The teachers were another matter - they are well remembered. Miss Collier in Grade 2, loved by us all, Miss Scott of the shapely figure in Grade 3 whose ample breasts I can still remember swaying in front of my nine-year old face, Mr Wilson, dapper little Scotsman who made us do dictation every morning in Grade 4 and in Grade 5 and 6, Mr Bryson – “Sir”, he of the New Guinea campaign, malaria and pipe smoke. If ever there was an individual who was seen as a God by his class, Mr Bryson was it. The greatest of all honours was to be selected by “Sir” in Grade 6 to help look after the school garden on Friday afternoon. Mr. Walton, of course – grumpy and gruff - was the headmaster. He drove green Ford Pilot and whenever you saw his car around town you pretended not to see him. To be ‘sent to the office’ to confront Mr Walton was about as bad as it could get.

The school (apart from the front garden) was not an attractive place to my childhood memory – acres of tar, red bricks and cement and not one blade of grass. As little kids we played “cars” on the wall in the big quadrangle. In summer, cricket was played on the lower playground against the back wall of the toilet. In winter, football was end-to-end in the same place. When it was wet, “British Bulldog” in the large shelter shed. Like many primary school playgrounds, the place was a human jungle – with the biggest and toughest kids holding sway over the smaller and the less tough. It was nothing to bribe big Grade 6 kids with some chips to get one kick of the footy! Teddy Taig and Bruce Webster, where are you now? Lunch time was interesting, with three options available – you could either go home for lunch on the twelve o’clock hooter (few working mothers in those days), take your lunch to school or “go down the street”. I usually went down the street for my pie-and-sauce-on-a-plate or fish and chips from the Yallourn Café. Along with hordes of other kids I lined up while Mr Shaw would scoop up what seemed like tons of chips and delicious fish in batter and put them in bags for us to eat.
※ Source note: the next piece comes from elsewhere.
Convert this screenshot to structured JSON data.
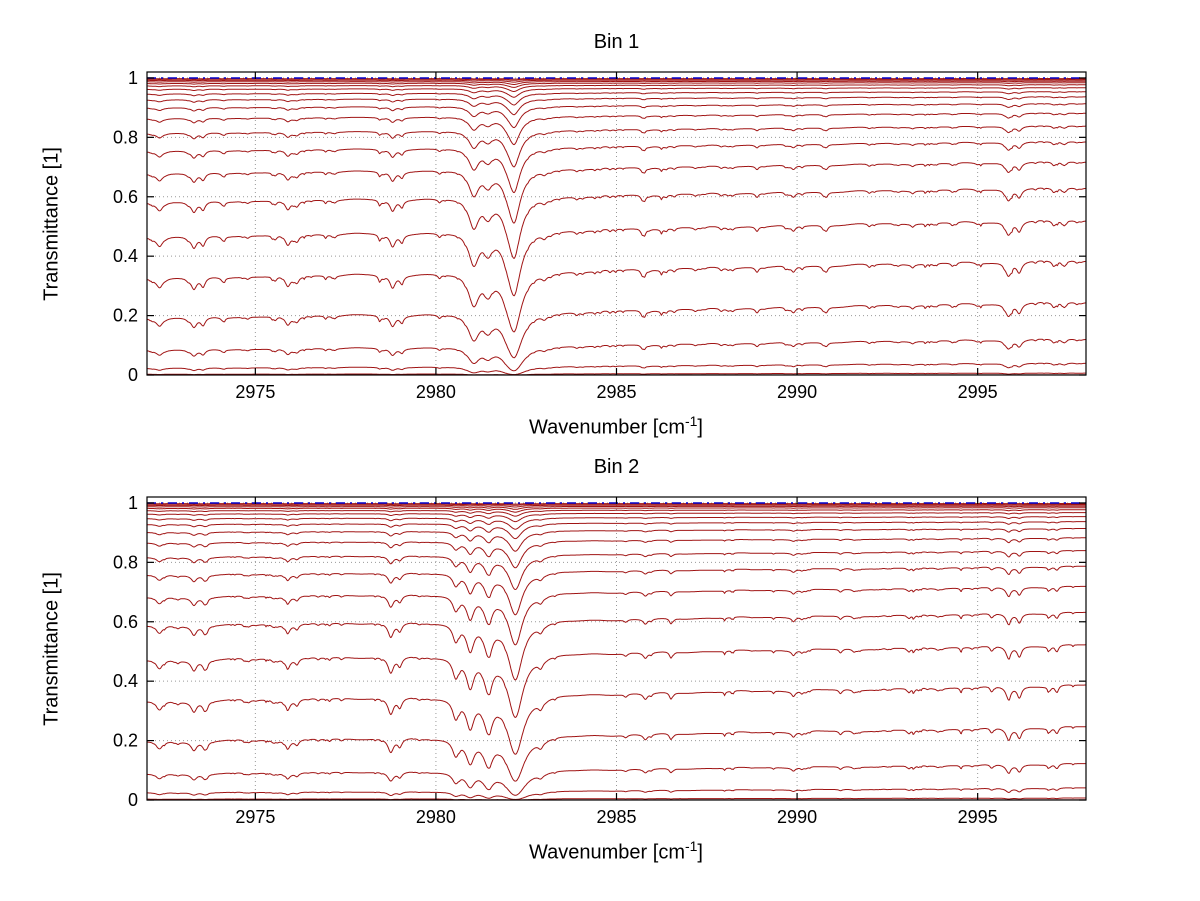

After six years at primary school, secondary school loomed for 1957. Boys had a choice – to go to Yallourn Tech to learn a trade or go to High School. The girls had no choice. Late in our last year at primary school those of us deciding to go to High School were sent to do tests to see which Form class we would be placed in. There were three levels – 1A, 1B and 1C. The ones who did best in the tests went into the A class and the rest into B or C. In retrospect it is alarming to think we were put into neat (quite often erroneous) boxes at such a young age – boys, either a trade and destined to work at the Commission, or segregated at secondary school into the academically able and less able. For girls the choices were even more limited. The big thing about High School was you wore a school uniform. This was a real rite of passage. I can remember wearing my school uniform in summer in preparation for the “big” day when we started at High School.

It was at Yallourn High School our world became a bigger place. No longer did I mix with kids who I had been with in the same class from Grade 1 through to Grade 6, but there were “outsiders” from Newborough, Yallourn North and even some as far away as Morwell Bridge and Morwell itself! Not only that, but there were kids from St Theresa’s who, in those days, were as foreign to we State School kids as someone from the moon.

I spent seven years of my teenage life at Yallourn High School, and it is fair to say, that like so many people who belong to YOGA this was a defining era of my life. However, this story is for another time.